Microfluidic method for rapidly determining the protein and lipid yield of microalgae

Microalgae are a promising source of green energy. They produce valuable bioproducts, such as proteins and lipids, and remove atmospheric carbon. In this study, we developed a microfluidic chip for culturing and screening for microalgae with high protein and lipid contents. Over 30 microalgae cultures can be grown in parallel in hanging drops on the chip and separately subjected to various experimental treatments, such as random mutations or different light levels.
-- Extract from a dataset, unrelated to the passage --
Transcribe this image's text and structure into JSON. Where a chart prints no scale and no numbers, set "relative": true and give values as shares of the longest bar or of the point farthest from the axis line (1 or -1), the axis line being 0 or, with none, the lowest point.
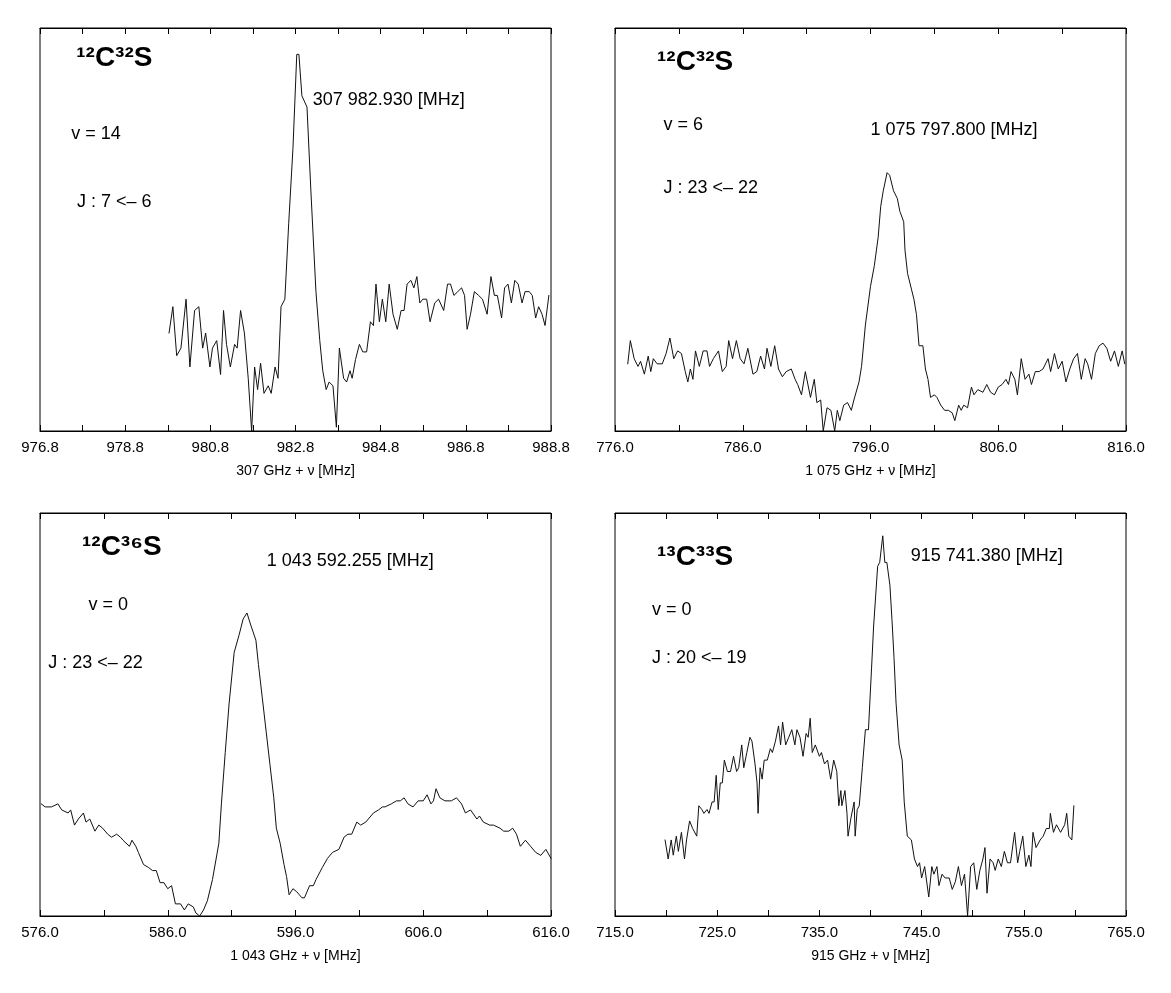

The microfluidic chip has a simple design and was fabricated from optically transparent polymethyl methacrylate; it could be easily operated without complex equipment (e.g., a syringe pump). The design was experimentally validated by culturing Cyanidium sp. and performing in-situ fluorescein measurements of its protein content after various ultraviolet and illumination treatments; significant increases in protein yield were observed for selected mutants (approximately 36 %) and further increased with optimized illumination (2500 lux; approximately 35 %). Moreover, Botryococcus braunii cultured in hanging drops that were separately immobilized using a biocompatible agarose gel for in-situ Raman spectroscopy measurements that rapidly determined the lipid composition. Our developed single-drop Raman spectroscopy method not only quantified the lipid content but also revealed its detailed chemical composition. In summary, the designed microfluidic chip is suitable for in-situ fluorescent assays and Raman microspectroscopy and is a compelling solution for high-throughput screening of algal lipids and proteins, reducing the labor required for breeding mutant algae and optimizing algal cultivation.